Après une telle entrée en matière, le rappeur ne faiblit pas et parvient à garder le rythme. Introduit et clôt par un sample du poète guyanais John Agard et produit par la légende du rap US Madlib,
“Le poème Half Caste de John Agard a eu un impact considérable sur moi. Voir quelqu’un de plus âgé, qui me ressemblait, partager le reflet d’un vécu similaire m’a fait me sentir à l’aise, et fier de ne pas être à ma place. Cela m’a en quelque sorte donné la permission d’écrire enfin explicitement sur le fait d’être métis.”
Georgetown confirme la veine engagée de cet album et la recherche de sons plus rentre-dedans tout en conservant une belle complexité. Avec sa petite boucle en forme de ritournelle et sa boîte à rythmes sèche, Speed Of Plight calme le jeu tout en distillant sa rage contenue pour un résultat entêtant et addictif. Après seulement quatre morceaux, force est de constater que l'anglais a sacrément musclé son jeu.

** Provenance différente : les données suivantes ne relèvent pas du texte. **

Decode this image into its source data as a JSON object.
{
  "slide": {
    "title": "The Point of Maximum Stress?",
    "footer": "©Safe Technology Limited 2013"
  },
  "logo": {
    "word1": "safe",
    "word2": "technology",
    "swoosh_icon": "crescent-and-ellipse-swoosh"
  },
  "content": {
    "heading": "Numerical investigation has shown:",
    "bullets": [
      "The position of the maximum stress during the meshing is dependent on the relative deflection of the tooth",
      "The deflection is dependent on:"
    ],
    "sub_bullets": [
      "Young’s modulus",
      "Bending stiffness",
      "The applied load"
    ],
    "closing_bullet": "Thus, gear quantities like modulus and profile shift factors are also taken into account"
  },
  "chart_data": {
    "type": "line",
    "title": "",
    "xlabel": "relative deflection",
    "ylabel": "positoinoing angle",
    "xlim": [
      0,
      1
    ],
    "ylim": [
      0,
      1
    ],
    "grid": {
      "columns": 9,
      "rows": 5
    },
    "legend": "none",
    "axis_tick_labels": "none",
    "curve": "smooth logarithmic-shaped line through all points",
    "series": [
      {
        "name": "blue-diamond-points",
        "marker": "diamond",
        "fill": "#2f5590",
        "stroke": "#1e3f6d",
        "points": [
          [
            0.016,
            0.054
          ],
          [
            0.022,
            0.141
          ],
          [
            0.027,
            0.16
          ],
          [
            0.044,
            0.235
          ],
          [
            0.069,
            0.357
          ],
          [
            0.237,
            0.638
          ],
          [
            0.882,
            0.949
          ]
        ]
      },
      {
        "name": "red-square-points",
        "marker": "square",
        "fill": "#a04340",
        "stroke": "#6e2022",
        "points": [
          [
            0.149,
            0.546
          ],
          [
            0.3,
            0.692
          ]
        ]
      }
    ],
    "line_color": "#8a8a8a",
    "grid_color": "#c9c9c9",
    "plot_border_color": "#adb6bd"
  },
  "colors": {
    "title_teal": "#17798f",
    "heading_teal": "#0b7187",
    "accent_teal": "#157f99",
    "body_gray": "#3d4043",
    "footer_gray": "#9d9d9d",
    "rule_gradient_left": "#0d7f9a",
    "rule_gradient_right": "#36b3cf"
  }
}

Il va alors nous prouver qu'il n'en n'a pas pour autant perdu son style. Ses fameuses orchestrations jazzy, véritable signature des deux premiers opus du londonien sont de retour sur Homerton. La jeune Olivia Dean vient y déposer sa voix de velours toute en sensualité soul et tient haut la main la comparaison avec la grande Jorja Smith, invitée sur Not Waving, But Drowning. On croit alors avoir tout vu, mais il ne faut guère plus qu'une boucle vocale incantatoire et quelques notes de piano à Loyle Carner pour faire de Blood On My Nikes un des sommets de hugo, sombre et intense. Le speech final d'Athan Akec, tout jeune militant dont la voix singulière dénote et détone dans le paysage politique anglais infesté d'horribles brexiteurs et de blondinets ventripotents, finit de nous glacer.
Armé d'une basse tout en rondeur et d'arrangements jazz, Plastic déroule son groove nonchalant. Débutant en mode pilote automatique, on craint un instant le trou d'air avant que le morceau ne mute à mi-parcours à coup de salvateurs synthés rétrofuturistes lui apportant une belle dose d'étrangeté. On retrouve le Loyle Carner des débuts sur l'introspectif A Lasting Place avec sa formule minimaliste piano-beat-voix et le délicat Polyfilla avec son boom-bap rehaussé de chœurs de chorale. Si ces deux titres ont un petit goût de déjà-vu ils n'en demeurent pas moins extrêmement émouvants. Le rappeur ressort les crocs sur HGU, ultime titre, où son flow rageur fait mouche et prend un relief tout particulier sur cette douce instrumentation.
On va dire concept-album et ajouter que l'une des choses les plus appréciables chez ce rappeur anglo-guyanais est qu'il a l'intelligence de disséquer des sujets que d'autres éludent, tout en s'adressant au grand public. Passé à la Gaité Lyrique samedi dernier et visible en replay sur Arte, la tournée s’annonce à suivre aveuglément. Pas pris une telle claque depuis The Streets… Quant aux zélateurs des chaînes de merde, ils n ‘ont qu’à apprendre l’anglais - et lui faire le succès populaire qu’il mérite. Dans les 10 meilleurs albums de l’année, tout simplement.